Bummer. You may have a bit of an out depending on just what the care & cleaning instructions say--at least enough to convince the HO to share part of that cost. Acidic cleaners should be used sparingly and with caution.

That pic is way beyond where caution should have said to stop doing that.


----------



## overanalyze (Dec 28, 2010)

mart4005 said:


> actually I won't have to eat any of it, the customer is more than understanding, but I am obligated to get her the best deal i can. thanks for the info on CRL hardware I'll look into it.


That's good then! It's nice when you get understanding clients! http://www.crlaurence.com/apps/cont...crlaurence.com/adv/shower_doors/index_us.html


----------



## Oconomowoc (Oct 13, 2011)

I'm just being honest here but cleaner shouldn't be able to peel plating off. I would make that company pay the entire amount. If they'll go half they'll go 100%. 

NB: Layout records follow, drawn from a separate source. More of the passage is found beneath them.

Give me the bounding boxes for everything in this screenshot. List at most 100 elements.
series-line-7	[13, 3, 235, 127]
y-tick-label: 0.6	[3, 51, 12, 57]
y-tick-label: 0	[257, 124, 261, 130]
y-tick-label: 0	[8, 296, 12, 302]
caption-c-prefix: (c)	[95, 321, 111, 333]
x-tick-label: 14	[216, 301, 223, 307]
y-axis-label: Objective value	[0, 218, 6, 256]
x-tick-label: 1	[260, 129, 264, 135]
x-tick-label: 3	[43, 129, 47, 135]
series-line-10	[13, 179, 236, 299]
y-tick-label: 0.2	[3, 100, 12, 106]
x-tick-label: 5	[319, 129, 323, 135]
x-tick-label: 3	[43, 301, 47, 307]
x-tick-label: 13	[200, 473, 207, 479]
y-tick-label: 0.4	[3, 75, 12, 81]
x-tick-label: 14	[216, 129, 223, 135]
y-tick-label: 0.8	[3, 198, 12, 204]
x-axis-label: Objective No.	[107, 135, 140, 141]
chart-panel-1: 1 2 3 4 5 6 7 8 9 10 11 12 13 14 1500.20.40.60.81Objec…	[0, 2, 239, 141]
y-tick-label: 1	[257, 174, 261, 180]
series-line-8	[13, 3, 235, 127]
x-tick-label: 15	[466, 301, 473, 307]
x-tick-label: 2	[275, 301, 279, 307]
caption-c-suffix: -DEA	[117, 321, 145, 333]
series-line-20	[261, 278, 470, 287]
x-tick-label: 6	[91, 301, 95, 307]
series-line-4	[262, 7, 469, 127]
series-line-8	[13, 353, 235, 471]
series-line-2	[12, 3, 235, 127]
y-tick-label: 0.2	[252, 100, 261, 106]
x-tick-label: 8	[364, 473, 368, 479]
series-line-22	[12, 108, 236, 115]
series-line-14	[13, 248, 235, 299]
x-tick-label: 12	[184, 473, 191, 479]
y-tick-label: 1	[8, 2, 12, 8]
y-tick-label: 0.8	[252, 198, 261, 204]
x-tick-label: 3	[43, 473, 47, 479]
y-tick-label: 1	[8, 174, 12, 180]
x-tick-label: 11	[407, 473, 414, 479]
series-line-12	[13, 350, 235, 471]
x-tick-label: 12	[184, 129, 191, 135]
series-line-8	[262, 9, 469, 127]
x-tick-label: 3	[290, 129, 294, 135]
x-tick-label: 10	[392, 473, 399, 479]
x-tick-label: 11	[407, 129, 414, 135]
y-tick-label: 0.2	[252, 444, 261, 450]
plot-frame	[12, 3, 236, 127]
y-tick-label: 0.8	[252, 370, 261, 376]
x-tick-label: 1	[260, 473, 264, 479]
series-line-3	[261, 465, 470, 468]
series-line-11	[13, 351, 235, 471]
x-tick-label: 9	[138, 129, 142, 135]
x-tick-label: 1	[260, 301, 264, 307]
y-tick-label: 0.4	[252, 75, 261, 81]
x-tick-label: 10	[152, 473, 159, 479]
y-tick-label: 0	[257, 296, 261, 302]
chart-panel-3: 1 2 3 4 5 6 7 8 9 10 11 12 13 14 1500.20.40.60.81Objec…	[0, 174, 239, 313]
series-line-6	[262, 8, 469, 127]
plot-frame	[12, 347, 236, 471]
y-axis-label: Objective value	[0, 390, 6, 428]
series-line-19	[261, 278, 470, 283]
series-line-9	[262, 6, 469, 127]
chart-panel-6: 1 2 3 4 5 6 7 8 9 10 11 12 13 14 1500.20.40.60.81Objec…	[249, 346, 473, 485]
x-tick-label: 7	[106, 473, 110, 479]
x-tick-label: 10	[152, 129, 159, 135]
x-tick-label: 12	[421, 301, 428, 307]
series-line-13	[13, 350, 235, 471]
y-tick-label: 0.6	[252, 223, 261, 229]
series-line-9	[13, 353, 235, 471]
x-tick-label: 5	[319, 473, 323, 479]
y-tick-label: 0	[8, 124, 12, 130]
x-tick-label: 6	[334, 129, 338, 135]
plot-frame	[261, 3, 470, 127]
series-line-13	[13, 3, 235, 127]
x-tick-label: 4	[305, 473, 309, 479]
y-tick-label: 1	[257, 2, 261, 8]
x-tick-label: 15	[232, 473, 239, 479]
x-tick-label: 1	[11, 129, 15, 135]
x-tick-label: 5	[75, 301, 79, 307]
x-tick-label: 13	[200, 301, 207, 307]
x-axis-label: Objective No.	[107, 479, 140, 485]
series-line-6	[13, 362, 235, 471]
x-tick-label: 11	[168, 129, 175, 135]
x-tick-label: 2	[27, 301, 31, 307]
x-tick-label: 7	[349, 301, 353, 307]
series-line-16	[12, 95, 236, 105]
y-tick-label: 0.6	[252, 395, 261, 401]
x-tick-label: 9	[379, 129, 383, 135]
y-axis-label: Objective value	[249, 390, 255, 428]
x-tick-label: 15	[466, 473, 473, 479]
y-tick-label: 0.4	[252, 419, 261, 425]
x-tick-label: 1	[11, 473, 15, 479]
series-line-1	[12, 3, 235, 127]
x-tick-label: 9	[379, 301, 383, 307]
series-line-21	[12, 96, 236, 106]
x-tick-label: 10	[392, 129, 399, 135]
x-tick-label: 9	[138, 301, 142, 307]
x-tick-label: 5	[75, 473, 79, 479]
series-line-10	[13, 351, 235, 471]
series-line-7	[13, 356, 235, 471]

Set em straight and tell them to stop producing crappy coatings. Showers are abusive by nature, there's no room for crappy plating inside a shower.


----------



## Leo G (May 12, 2005)

I'm sure that coating was only about 2 thou thick. Should be in the area of 5-7 thou.


----------



## The Coastal Craftsman (Jun 29, 2009)

What do they expect her to clean the shower with? Milk :whistling

The reason that coating failed was because of a poor quality coating. I have used some very acidic cleaners on shower doors and tiles before and no issues like the above. I have seen it happen on cheap shower doors though. Just like the so called stainless steel screws that come with cheap doors that rust out after a year. That coating should not have failed with normal bathroom cleaners.


----------